Tras la multitudinaria protesta que recorrió las calles de Llíria el pasado sábado, la empresa promotora de la futura planta de biometano ha roto su silencio para defender la integridad del proyecto. La compañía ha negado tajantemente cualquier riesgo para la salud pública y ha arremetido contra los argumentos de la plataforma opositora, calificándolos de estar basados en un planteamiento meramente “ideológico” y “reduccionista”. Esta respuesta llega en un momento en el que el Ayuntamiento de Llíria está matizando su apoyo al proyecto ante la movilización ciudadana.

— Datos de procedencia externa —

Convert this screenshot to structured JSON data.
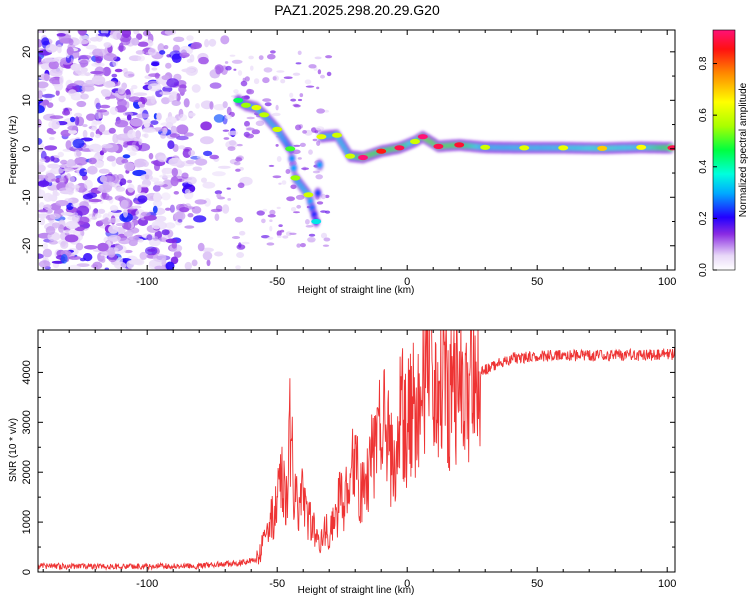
{
  "title": "PAZ1.2025.298.20.29.G20",
  "chart_data": [
    {
      "type": "heatmap",
      "title": "PAZ1.2025.298.20.29.G20",
      "xlabel": "Height of straight line (km)",
      "ylabel": "Frequency (Hz)",
      "xlim": [
        -142,
        103
      ],
      "ylim": [
        -25,
        24.5
      ],
      "xticks": [
        -100,
        -50,
        0,
        50,
        100
      ],
      "yticks": [
        -20,
        -10,
        0,
        10,
        20
      ],
      "colorbar": {
        "label": "Normalized spectral amplitude",
        "range": [
          0.0,
          0.93
        ],
        "ticks": [
          0.0,
          0.2,
          0.4,
          0.6,
          0.8
        ],
        "tick_labels": [
          "0.0",
          "0.2",
          "0.4",
          "0.6",
          "0.8"
        ]
      },
      "ridge": [
        {
          "x": -65,
          "f": 10,
          "a": 0.45
        },
        {
          "x": -62,
          "f": 9,
          "a": 0.55
        },
        {
          "x": -58,
          "f": 8.5,
          "a": 0.62
        },
        {
          "x": -55,
          "f": 7,
          "a": 0.58
        },
        {
          "x": -50,
          "f": 4,
          "a": 0.6
        },
        {
          "x": -45,
          "f": 0,
          "a": 0.5
        },
        {
          "x": -43,
          "f": -6,
          "a": 0.55
        },
        {
          "x": -38,
          "f": -9.5,
          "a": 0.6
        },
        {
          "x": -35,
          "f": -15,
          "a": 0.35
        },
        {
          "x": -33,
          "f": 2.5,
          "a": 0.62
        },
        {
          "x": -27,
          "f": 2.8,
          "a": 0.6
        },
        {
          "x": -22,
          "f": -1.5,
          "a": 0.6
        },
        {
          "x": -17,
          "f": -1.8,
          "a": 0.95
        },
        {
          "x": -10,
          "f": -0.5,
          "a": 0.85
        },
        {
          "x": -3,
          "f": 0.2,
          "a": 0.9
        },
        {
          "x": 3,
          "f": 1.5,
          "a": 0.6
        },
        {
          "x": 6,
          "f": 2.5,
          "a": 0.95
        },
        {
          "x": 12,
          "f": 0.5,
          "a": 0.9
        },
        {
          "x": 20,
          "f": 0.8,
          "a": 0.88
        },
        {
          "x": 30,
          "f": 0.3,
          "a": 0.6
        },
        {
          "x": 45,
          "f": 0.2,
          "a": 0.62
        },
        {
          "x": 60,
          "f": 0.2,
          "a": 0.63
        },
        {
          "x": 75,
          "f": 0.1,
          "a": 0.7
        },
        {
          "x": 90,
          "f": 0.3,
          "a": 0.65
        },
        {
          "x": 102,
          "f": 0.2,
          "a": 0.9
        }
      ]
    },
    {
      "type": "line",
      "xlabel": "Height of straight line (km)",
      "ylabel": "SNR (10 * v/v)",
      "xlim": [
        -142,
        103
      ],
      "ylim": [
        0,
        4850
      ],
      "xticks": [
        -100,
        -50,
        0,
        50,
        100
      ],
      "yticks": [
        0,
        1000,
        2000,
        3000,
        4000
      ],
      "color": "#ee3333",
      "series": [
        {
          "name": "SNR",
          "x": [
            -142,
            -120,
            -100,
            -80,
            -65,
            -58,
            -54,
            -52,
            -50,
            -48,
            -46,
            -45,
            -44,
            -42,
            -40,
            -38,
            -36,
            -34,
            -32,
            -30,
            -28,
            -26,
            -24,
            -22,
            -20,
            -18,
            -16,
            -14,
            -12,
            -10,
            -8,
            -6,
            -4,
            -2,
            0,
            2,
            4,
            6,
            8,
            9,
            10,
            12,
            15,
            18,
            21,
            24,
            27,
            30,
            35,
            40,
            50,
            60,
            70,
            80,
            90,
            100,
            103
          ],
          "y": [
            120,
            110,
            115,
            120,
            180,
            250,
            700,
            1100,
            1400,
            2000,
            1500,
            3000,
            2000,
            1200,
            1600,
            1000,
            900,
            600,
            900,
            800,
            1000,
            1400,
            1500,
            1800,
            2400,
            1500,
            1600,
            2200,
            2600,
            2900,
            2800,
            2200,
            2700,
            3200,
            3000,
            3300,
            3100,
            3600,
            3800,
            4800,
            3400,
            3900,
            3600,
            3500,
            3650,
            3700,
            3900,
            4050,
            4200,
            4280,
            4320,
            4350,
            4330,
            4340,
            4350,
            4360,
            4370
          ]
        }
      ]
    }
  ]
}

En el cuerpo de su defensa, la empresa aborda directamente la solvencia de los expertos que sustentan las críticas vecinales. Según la promotora, las opiniones de estos especialistas están condicionadas por una “perspectiva ideológica” que les lleva al “reduccionismo”. Critican, por ejemplo, que la oposición defienda la instalación de pequeños biodigestores en cada granja en lugar de centralizar el servicio en una planta profesional. Para la empresa, esta idea no solo es inviable por la falta de inversión privada, sino que además el “reduccionismo” de los críticos ignora que multiplicar el número de focos de gestión dificultaría el control e inspección, aumentando los riesgos para los acuíferos y la salud pública en comparación con un centro controlado.

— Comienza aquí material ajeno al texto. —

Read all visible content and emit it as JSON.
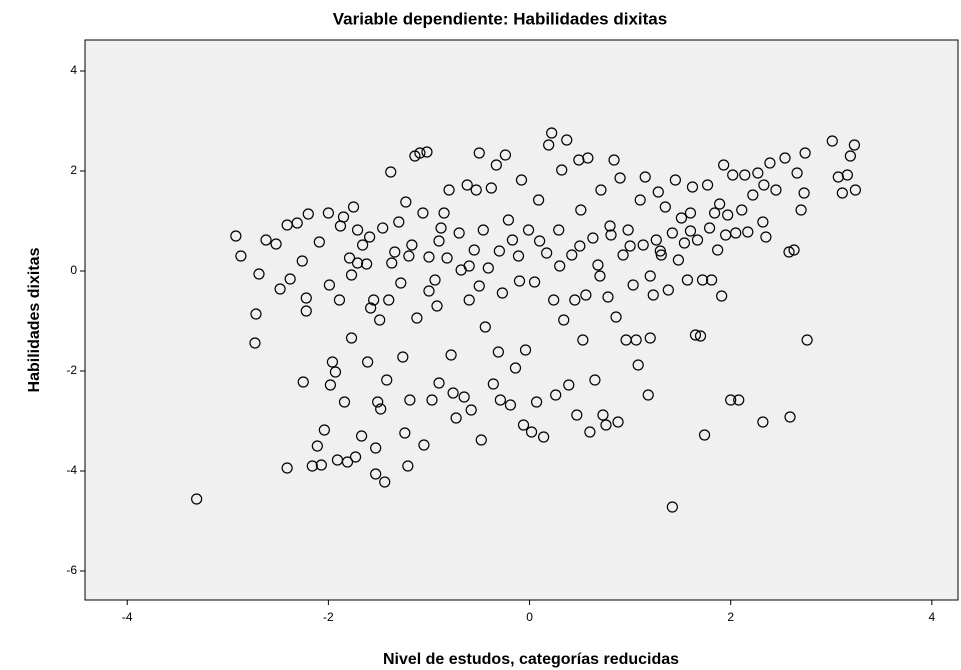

La compañía también ha querido desmentir de forma categórica uno de los puntos que más alarma ha generado entre la población: el tratamiento de restos animales. Aseguran que es totalmente falso que se vayan a gestionar cadáveres, remitiendo a los interesados a la documentación oficial donde se detallan exhaustivamente los residuos. Estos materiales procederán íntegramente de la Comunitat Valenciana, la gran mayoría de un radio de 50 kilómetros, y en ningún caso se tratará de residuos calificados como peligrosos. La promotora insiste en que su labor no es incentivar la generación de más desechos, sino gestionar de manera eficiente y segura los que ya existen en el territorio.

Respecto a las emisiones, la empresa acusa a los opositores de utilizar un “razonamiento de la metonimia” para generar miedo infundado. Explican que, si bien en el proceso se genera ácido sulfídrico, este compuesto representa menos del 1% del total y se captura mediante filtros especializados. La empresa subraya que la gestión clásica actual —en vertederos o balsas de purines— sí libera este gas y metano de forma descontrolada a la atmósfera. Bajo esta lógica, la promotora sostiene que oponerse a la planta sería tan irracional como renunciar a los automóviles por los componentes cancerígenos de la gasolina o a los frigoríficos por sus gases tóxicos.

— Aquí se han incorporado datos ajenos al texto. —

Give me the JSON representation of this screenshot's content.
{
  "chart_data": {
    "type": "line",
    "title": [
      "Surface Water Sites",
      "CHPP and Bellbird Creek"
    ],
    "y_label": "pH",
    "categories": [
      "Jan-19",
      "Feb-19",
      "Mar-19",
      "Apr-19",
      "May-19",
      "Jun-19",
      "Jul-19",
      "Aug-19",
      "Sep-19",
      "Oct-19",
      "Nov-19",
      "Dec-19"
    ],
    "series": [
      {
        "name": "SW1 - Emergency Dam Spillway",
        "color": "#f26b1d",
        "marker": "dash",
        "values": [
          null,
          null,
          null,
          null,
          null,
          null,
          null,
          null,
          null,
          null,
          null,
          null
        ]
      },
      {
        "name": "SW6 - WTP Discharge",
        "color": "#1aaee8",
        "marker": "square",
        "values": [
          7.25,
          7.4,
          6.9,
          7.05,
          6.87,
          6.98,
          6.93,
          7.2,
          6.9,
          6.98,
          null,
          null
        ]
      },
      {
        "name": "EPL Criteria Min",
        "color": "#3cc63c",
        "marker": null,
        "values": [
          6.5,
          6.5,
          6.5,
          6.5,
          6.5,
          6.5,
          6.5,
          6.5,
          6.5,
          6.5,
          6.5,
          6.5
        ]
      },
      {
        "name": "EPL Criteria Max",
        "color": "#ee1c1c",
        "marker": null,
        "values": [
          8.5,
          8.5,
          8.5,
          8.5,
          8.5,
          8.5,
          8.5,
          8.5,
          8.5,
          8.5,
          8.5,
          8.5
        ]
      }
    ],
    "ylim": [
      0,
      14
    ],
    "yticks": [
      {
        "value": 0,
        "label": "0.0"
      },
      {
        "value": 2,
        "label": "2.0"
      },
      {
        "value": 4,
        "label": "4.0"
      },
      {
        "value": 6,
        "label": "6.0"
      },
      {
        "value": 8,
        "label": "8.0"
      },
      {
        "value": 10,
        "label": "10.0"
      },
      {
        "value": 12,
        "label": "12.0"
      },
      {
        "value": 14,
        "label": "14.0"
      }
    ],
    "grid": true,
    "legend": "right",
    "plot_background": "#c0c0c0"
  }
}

Finalmente, frente a la información “no objetiva” de la asociación vecinal, la empresa contrapone el aval de numerosos científicos y catedráticos de universidades como la Politécnica de Catalunya, la Universitat de València l la Universidad Autónoma de Madrid, entre otras. Defienden que el proyecto se ampara en un modelo consolidado en Europa, con más de 1.600 plantas de biometano operando sin sentencias que las vinculen con daños a la salud. Para la promotora, la campaña en contra carece de respaldo médico o legal y se basa únicamente en una premisa alarmista que busca la movilización social mediante el desconocimiento de una tecnología contrastada.